Doubtless the result will be much acrimony amid the hors d’oeuvres and virtue signals. (A recent emailed fundraising pitch from the Guardian featured their “environment correspondent” Fiona Harvey saying “I go to climate summits – so you don’t have to” but given their habit of featuring luxury hotels in places like Sharm El-Sheik, and expense accounts, we are willing to spare her the ordeal and go ourselves.) And COP27 will also achieve very little progress in altering historic carbon emissions, the latest excuse for letting poor countries blast out GHGs in quantities that make a mockery of international conferences dedicated to curtailing them, because any sensible alarmist would be trying to change what might happen not what already did.
Meanwhile Euronews.green stated as if it were known fact, rather than feeble evasion, that “The main factor behind the energy price increase is the war on Ukraine.” Not the decades-long war of Western governments against fossil fuels that has reduced supply and in a totally unrelated development in the minds of people who slept through any economics class they ever took, pushed up prices. That can continue unabated provided, and it seems to be a key point, any firm that responds by trying to get customers the fuel they desperately need is robbed both coming and going until it stops.

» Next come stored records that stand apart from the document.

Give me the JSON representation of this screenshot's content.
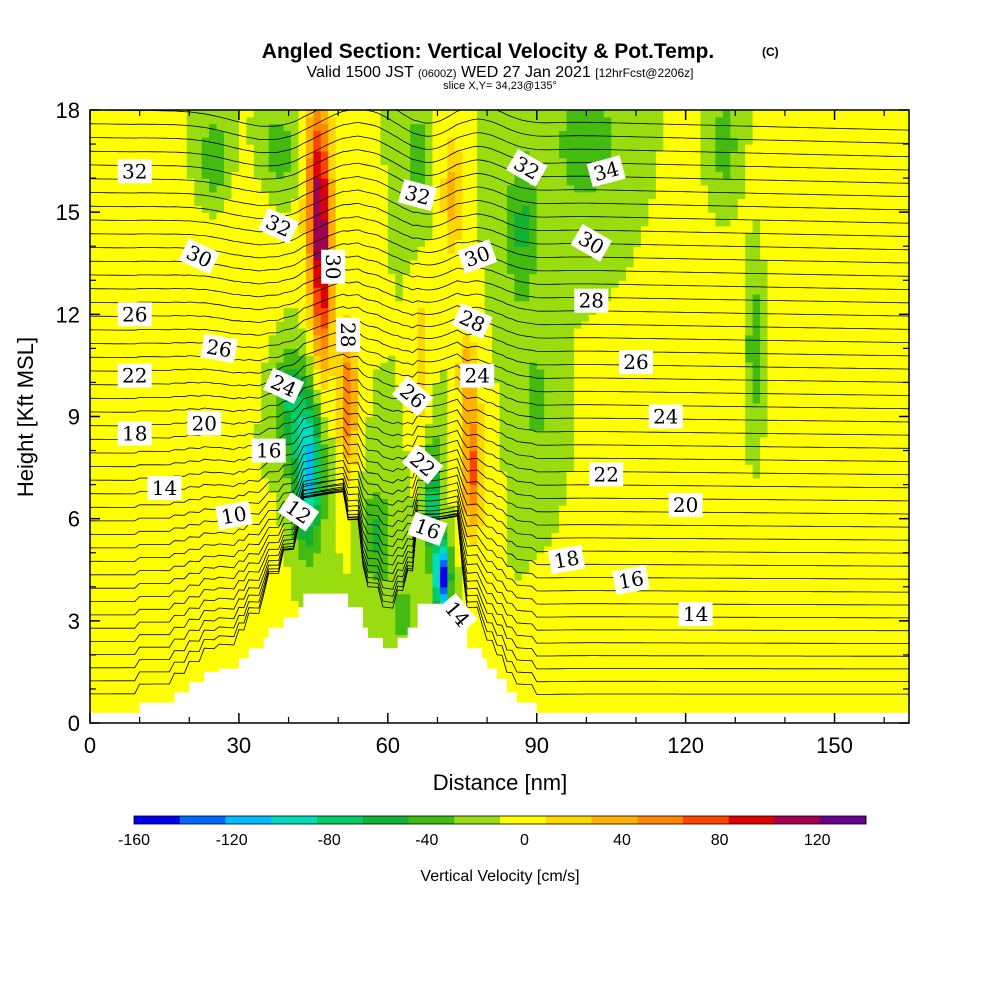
{
  "chart_data": {
    "type": "heatmap",
    "title": "Angled Section: Vertical Velocity & Pot.Temp.",
    "title_tag": "(C)",
    "subtitle_parts": {
      "valid": "Valid 1500 JST",
      "utc": "(0600Z)",
      "date": "WED 27 Jan 2021",
      "fcst": "[12hrFcst@2206z]"
    },
    "slice_text": "slice X,Y= 34,23@135°",
    "xlabel": "Distance [nm]",
    "ylabel": "Height [Kft MSL]",
    "xlim": [
      0,
      165
    ],
    "ylim": [
      0,
      18
    ],
    "x_ticks": [
      "0",
      "30",
      "60",
      "90",
      "120",
      "150"
    ],
    "y_ticks": [
      "0",
      "3",
      "6",
      "9",
      "12",
      "15",
      "18"
    ],
    "colorbar": {
      "label": "Vertical Velocity [cm/s]",
      "min": -160,
      "max": 140,
      "step": 20,
      "tick_labels": [
        "-160",
        "-120",
        "-80",
        "-40",
        "0",
        "40",
        "80",
        "120"
      ],
      "colors": [
        "#0000ee",
        "#0066ff",
        "#00bbff",
        "#00ddbb",
        "#00cc66",
        "#11b233",
        "#44bb11",
        "#99dd11",
        "#ffff00",
        "#ffd700",
        "#ffb000",
        "#ff8800",
        "#ff4400",
        "#e00000",
        "#a00050",
        "#6a0090"
      ]
    },
    "background_level": 0,
    "updrafts": [
      {
        "x": 46,
        "y": 15.5,
        "sx": 2.5,
        "sy": 3.2,
        "v": 110
      },
      {
        "x": 47,
        "y": 12.5,
        "sx": 2.0,
        "sy": 3.0,
        "v": 70
      },
      {
        "x": 52,
        "y": 9.5,
        "sx": 1.7,
        "sy": 2.2,
        "v": 80
      },
      {
        "x": 77,
        "y": 7.5,
        "sx": 2.0,
        "sy": 2.0,
        "v": 85
      },
      {
        "x": 76,
        "y": 10.3,
        "sx": 1.8,
        "sy": 1.2,
        "v": 50
      },
      {
        "x": 73,
        "y": 15.5,
        "sx": 2.0,
        "sy": 2.0,
        "v": 45
      },
      {
        "x": 67,
        "y": 10.5,
        "sx": 1.5,
        "sy": 2.0,
        "v": 40
      },
      {
        "x": 28,
        "y": 14.0,
        "sx": 10.0,
        "sy": 3.0,
        "v": 15
      },
      {
        "x": 32,
        "y": 3.5,
        "sx": 6.0,
        "sy": 2.0,
        "v": 20
      },
      {
        "x": 145,
        "y": 2.0,
        "sx": 10.0,
        "sy": 2.0,
        "v": 15
      },
      {
        "x": 140,
        "y": 11.0,
        "sx": 15.0,
        "sy": 4.0,
        "v": 12
      }
    ],
    "downdrafts": [
      {
        "x": 44,
        "y": 7.5,
        "sx": 3.0,
        "sy": 2.2,
        "v": -110
      },
      {
        "x": 40,
        "y": 9.5,
        "sx": 3.0,
        "sy": 1.5,
        "v": -55
      },
      {
        "x": 71,
        "y": 4.3,
        "sx": 1.5,
        "sy": 1.0,
        "v": -160
      },
      {
        "x": 69,
        "y": 6.5,
        "sx": 1.5,
        "sy": 1.8,
        "v": -80
      },
      {
        "x": 58,
        "y": 5.5,
        "sx": 3.0,
        "sy": 1.5,
        "v": -45
      },
      {
        "x": 63,
        "y": 3.2,
        "sx": 2.0,
        "sy": 0.8,
        "v": -35
      },
      {
        "x": 25,
        "y": 16.5,
        "sx": 3.5,
        "sy": 1.5,
        "v": -40
      },
      {
        "x": 38,
        "y": 16.8,
        "sx": 4.0,
        "sy": 1.2,
        "v": -35
      },
      {
        "x": 66,
        "y": 16.5,
        "sx": 2.0,
        "sy": 1.5,
        "v": -40
      },
      {
        "x": 87,
        "y": 14.5,
        "sx": 3.0,
        "sy": 2.5,
        "v": -45
      },
      {
        "x": 100,
        "y": 17.0,
        "sx": 6.0,
        "sy": 1.8,
        "v": -40
      },
      {
        "x": 134,
        "y": 11.0,
        "sx": 2.0,
        "sy": 2.5,
        "v": -45
      },
      {
        "x": 128,
        "y": 17.0,
        "sx": 2.5,
        "sy": 1.5,
        "v": -35
      },
      {
        "x": 90,
        "y": 9.5,
        "sx": 2.5,
        "sy": 1.2,
        "v": -40
      }
    ],
    "terrain": [
      [
        0,
        0.3
      ],
      [
        10,
        0.3
      ],
      [
        10,
        0.6
      ],
      [
        17,
        0.6
      ],
      [
        17,
        0.9
      ],
      [
        20,
        0.9
      ],
      [
        20,
        1.2
      ],
      [
        23,
        1.2
      ],
      [
        23,
        1.5
      ],
      [
        26,
        1.5
      ],
      [
        26,
        1.6
      ],
      [
        30,
        1.6
      ],
      [
        30,
        1.9
      ],
      [
        32,
        1.9
      ],
      [
        32,
        2.2
      ],
      [
        35,
        2.2
      ],
      [
        35,
        2.5
      ],
      [
        36,
        2.5
      ],
      [
        36,
        2.8
      ],
      [
        39,
        2.8
      ],
      [
        39,
        3.1
      ],
      [
        42,
        3.1
      ],
      [
        42,
        3.4
      ],
      [
        43,
        3.4
      ],
      [
        43,
        3.8
      ],
      [
        52,
        3.8
      ],
      [
        52,
        3.4
      ],
      [
        55,
        3.4
      ],
      [
        55,
        2.8
      ],
      [
        56,
        2.8
      ],
      [
        56,
        2.5
      ],
      [
        59,
        2.5
      ],
      [
        59,
        2.2
      ],
      [
        62,
        2.2
      ],
      [
        62,
        2.5
      ],
      [
        64,
        2.5
      ],
      [
        64,
        2.8
      ],
      [
        66,
        2.8
      ],
      [
        66,
        3.5
      ],
      [
        75,
        3.5
      ],
      [
        75,
        2.8
      ],
      [
        76,
        2.8
      ],
      [
        76,
        2.2
      ],
      [
        79,
        2.2
      ],
      [
        79,
        1.9
      ],
      [
        80,
        1.9
      ],
      [
        80,
        1.6
      ],
      [
        82,
        1.6
      ],
      [
        82,
        1.3
      ],
      [
        84,
        1.3
      ],
      [
        84,
        0.9
      ],
      [
        86,
        0.9
      ],
      [
        86,
        0.6
      ],
      [
        90,
        0.6
      ],
      [
        90,
        0.3
      ],
      [
        165,
        0.3
      ]
    ],
    "isentropes": {
      "levels": [
        10,
        12,
        14,
        16,
        18,
        20,
        22,
        24,
        26,
        28,
        30,
        32,
        34
      ],
      "minor_count": 44,
      "labels": [
        {
          "text": "32",
          "x": 9,
          "y": 16.2,
          "rot": 0
        },
        {
          "text": "32",
          "x": 38,
          "y": 14.6,
          "rot": 25
        },
        {
          "text": "32",
          "x": 66,
          "y": 15.5,
          "rot": 15
        },
        {
          "text": "32",
          "x": 88,
          "y": 16.3,
          "rot": 30
        },
        {
          "text": "34",
          "x": 104,
          "y": 16.2,
          "rot": -15
        },
        {
          "text": "30",
          "x": 22,
          "y": 13.7,
          "rot": 25
        },
        {
          "text": "30",
          "x": 49,
          "y": 13.4,
          "rot": 90
        },
        {
          "text": "30",
          "x": 78,
          "y": 13.7,
          "rot": -20
        },
        {
          "text": "30",
          "x": 101,
          "y": 14.1,
          "rot": 30
        },
        {
          "text": "28",
          "x": 52,
          "y": 11.4,
          "rot": 90
        },
        {
          "text": "28",
          "x": 77,
          "y": 11.8,
          "rot": 25
        },
        {
          "text": "28",
          "x": 101,
          "y": 12.4,
          "rot": 0
        },
        {
          "text": "26",
          "x": 9,
          "y": 12.0,
          "rot": 0
        },
        {
          "text": "26",
          "x": 26,
          "y": 11.0,
          "rot": 10
        },
        {
          "text": "26",
          "x": 65,
          "y": 9.6,
          "rot": 40
        },
        {
          "text": "26",
          "x": 110,
          "y": 10.6,
          "rot": 0
        },
        {
          "text": "24",
          "x": 39,
          "y": 9.9,
          "rot": 25
        },
        {
          "text": "24",
          "x": 78,
          "y": 10.2,
          "rot": 0
        },
        {
          "text": "24",
          "x": 116,
          "y": 9.0,
          "rot": 0
        },
        {
          "text": "22",
          "x": 9,
          "y": 10.2,
          "rot": 0
        },
        {
          "text": "22",
          "x": 67,
          "y": 7.6,
          "rot": 40
        },
        {
          "text": "22",
          "x": 104,
          "y": 7.3,
          "rot": 0
        },
        {
          "text": "20",
          "x": 23,
          "y": 8.8,
          "rot": 0
        },
        {
          "text": "20",
          "x": 120,
          "y": 6.4,
          "rot": 0
        },
        {
          "text": "18",
          "x": 9,
          "y": 8.5,
          "rot": 0
        },
        {
          "text": "18",
          "x": 96,
          "y": 4.8,
          "rot": -10
        },
        {
          "text": "16",
          "x": 36,
          "y": 8.0,
          "rot": 0
        },
        {
          "text": "16",
          "x": 68,
          "y": 5.7,
          "rot": 20
        },
        {
          "text": "16",
          "x": 109,
          "y": 4.2,
          "rot": -10
        },
        {
          "text": "14",
          "x": 15,
          "y": 6.9,
          "rot": 0
        },
        {
          "text": "14",
          "x": 74,
          "y": 3.2,
          "rot": 50
        },
        {
          "text": "14",
          "x": 122,
          "y": 3.2,
          "rot": 0
        },
        {
          "text": "12",
          "x": 42,
          "y": 6.2,
          "rot": 35
        },
        {
          "text": "10",
          "x": 29,
          "y": 6.1,
          "rot": -10
        }
      ]
    },
    "grid": false
  }
}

To give him credit, up to a point, Bernardus Cornelis Adriana Margriet “Ben” van Beurden may be angling for a prestigious job with, say, the UN after he leaves Shell with his pockets full. Or merely to increase his access to elite social gatherings in which climate alarmism is a must-have accessory, now that he no longer has the grubby task of running and defending an oil company.

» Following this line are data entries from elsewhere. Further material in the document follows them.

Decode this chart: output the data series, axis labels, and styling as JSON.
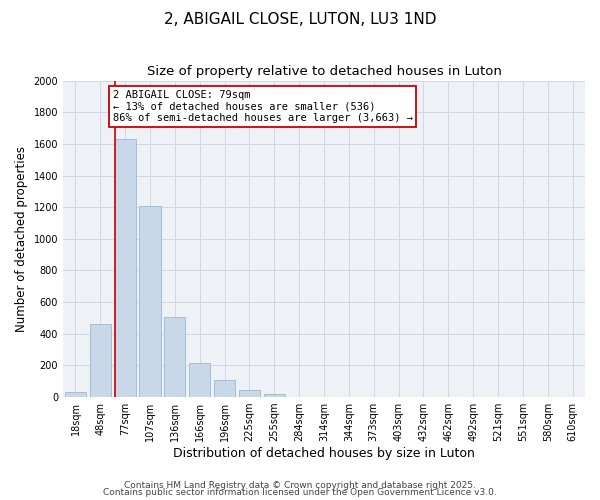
{
  "title": "2, ABIGAIL CLOSE, LUTON, LU3 1ND",
  "subtitle": "Size of property relative to detached houses in Luton",
  "xlabel": "Distribution of detached houses by size in Luton",
  "ylabel": "Number of detached properties",
  "bar_labels": [
    "18sqm",
    "48sqm",
    "77sqm",
    "107sqm",
    "136sqm",
    "166sqm",
    "196sqm",
    "225sqm",
    "255sqm",
    "284sqm",
    "314sqm",
    "344sqm",
    "373sqm",
    "403sqm",
    "432sqm",
    "462sqm",
    "492sqm",
    "521sqm",
    "551sqm",
    "580sqm",
    "610sqm"
  ],
  "bar_values": [
    30,
    460,
    1630,
    1210,
    505,
    215,
    110,
    45,
    20,
    0,
    0,
    0,
    0,
    0,
    0,
    0,
    0,
    0,
    0,
    0,
    0
  ],
  "bar_color": "#c8d8e8",
  "bar_edge_color": "#a0b8cc",
  "vline_bar_index": 2,
  "vline_color": "#cc0000",
  "annotation_line1": "2 ABIGAIL CLOSE: 79sqm",
  "annotation_line2": "← 13% of detached houses are smaller (536)",
  "annotation_line3": "86% of semi-detached houses are larger (3,663) →",
  "annotation_box_color": "#cc0000",
  "ylim": [
    0,
    2000
  ],
  "yticks": [
    0,
    200,
    400,
    600,
    800,
    1000,
    1200,
    1400,
    1600,
    1800,
    2000
  ],
  "grid_color": "#d0d8e8",
  "background_color": "#eef2f7",
  "footer1": "Contains HM Land Registry data © Crown copyright and database right 2025.",
  "footer2": "Contains public sector information licensed under the Open Government Licence v3.0.",
  "title_fontsize": 11,
  "subtitle_fontsize": 9.5,
  "xlabel_fontsize": 9,
  "ylabel_fontsize": 8.5,
  "tick_fontsize": 7,
  "annotation_fontsize": 7.5,
  "footer_fontsize": 6.5
}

As Wikipedia notes snarkily:
“During his tenure as head of Shell, the company was ordered by a Netherlands court to reduce its carbon emissions by 45% by 2030. Van Beurden described the ruling as ‘unreasonable’ and said the company had no intentions to meet the court-ordered climate targets. At the same time, Shell’s profits were rising sharply, the company raised its dividend by almost 40%, and kickstarted share buybacks worth $2 billion.”
Or maybe he’s just trying to keep the torches and pitchforks at the gate. But as Winston Churchill said of appeasers in 1940, “Each one hopes that if he feeds the crocodile enough, the crocodile will eat him last. All of them hope that the storm will pass before their turn comes to be devoured.”

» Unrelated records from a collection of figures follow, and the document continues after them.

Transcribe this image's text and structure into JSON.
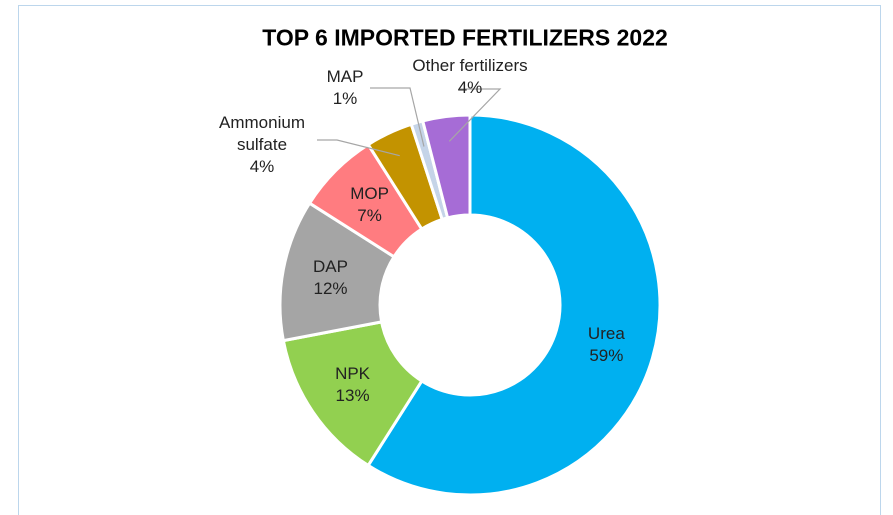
{
  "chart_data": {
    "type": "donut",
    "title": "TOP 6 IMPORTED FERTILIZERS 2022",
    "categories": [
      "Urea",
      "NPK",
      "DAP",
      "MOP",
      "Ammonium sulfate",
      "MAP",
      "Other fertilizers"
    ],
    "values": [
      59,
      13,
      12,
      7,
      4,
      1,
      4
    ],
    "value_labels": [
      "59%",
      "13%",
      "12%",
      "7%",
      "4%",
      "1%",
      "4%"
    ],
    "colors": [
      "#00b0f0",
      "#92d050",
      "#a5a5a5",
      "#ff7c80",
      "#c39300",
      "#c5d4e8",
      "#a66cd6"
    ]
  }
}
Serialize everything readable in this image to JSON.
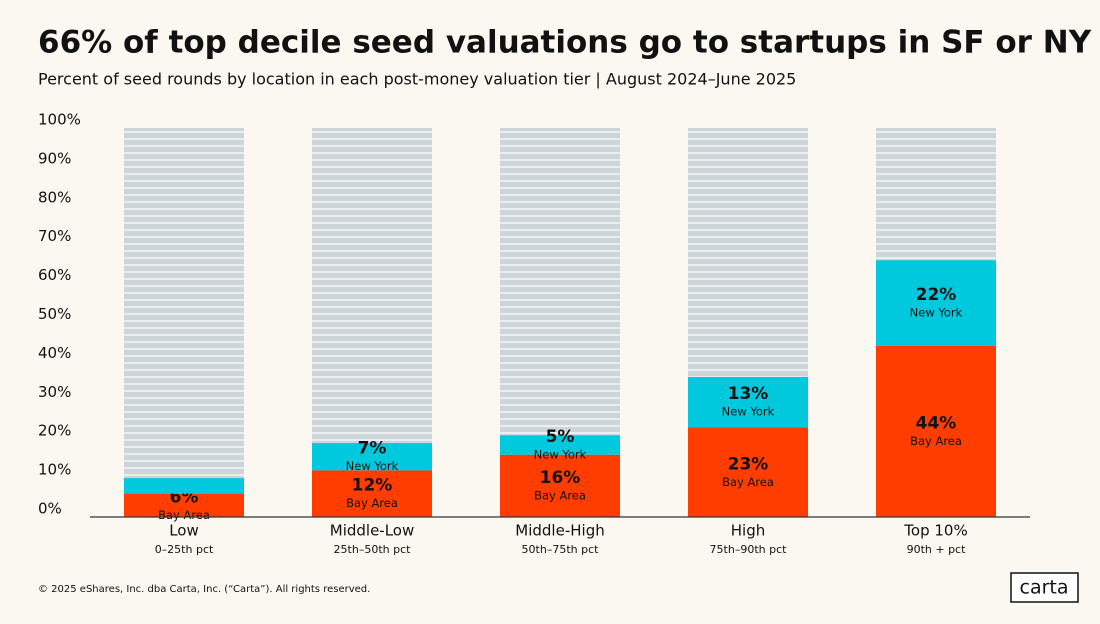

For van Beurden it may work out, as eight million Euros a year will buy a lot of earplugs to keep out the screams of shareholders. But they might want to ask whether this man really has their best interests at heart, or head. As for Denmark forking over 100 million Danish crowns (which sounds generous until you realize it’s just €13.4 million, or that not one crown went to an actual poor country) for “loss and damage’ compensation for those in the most climate vulnerable regions of the world”, well, they of all nations shouldn’t need to be reminded what Kipling said about Danegeld.
“You cannot have a market that behaves in such a way... that is going to damage a significant part of society”.
No, and they don't. The defining characteristic of a market is voluntary exchange, and where exchange is voluntary it must benefit all parties to it or it won't take place. If energy supply is damaging a significant part of society, it can only be the result of a natural disaster or governments fiddling with the incentives. Clearly, in the present instance, the damage stems from governments messing with incentives.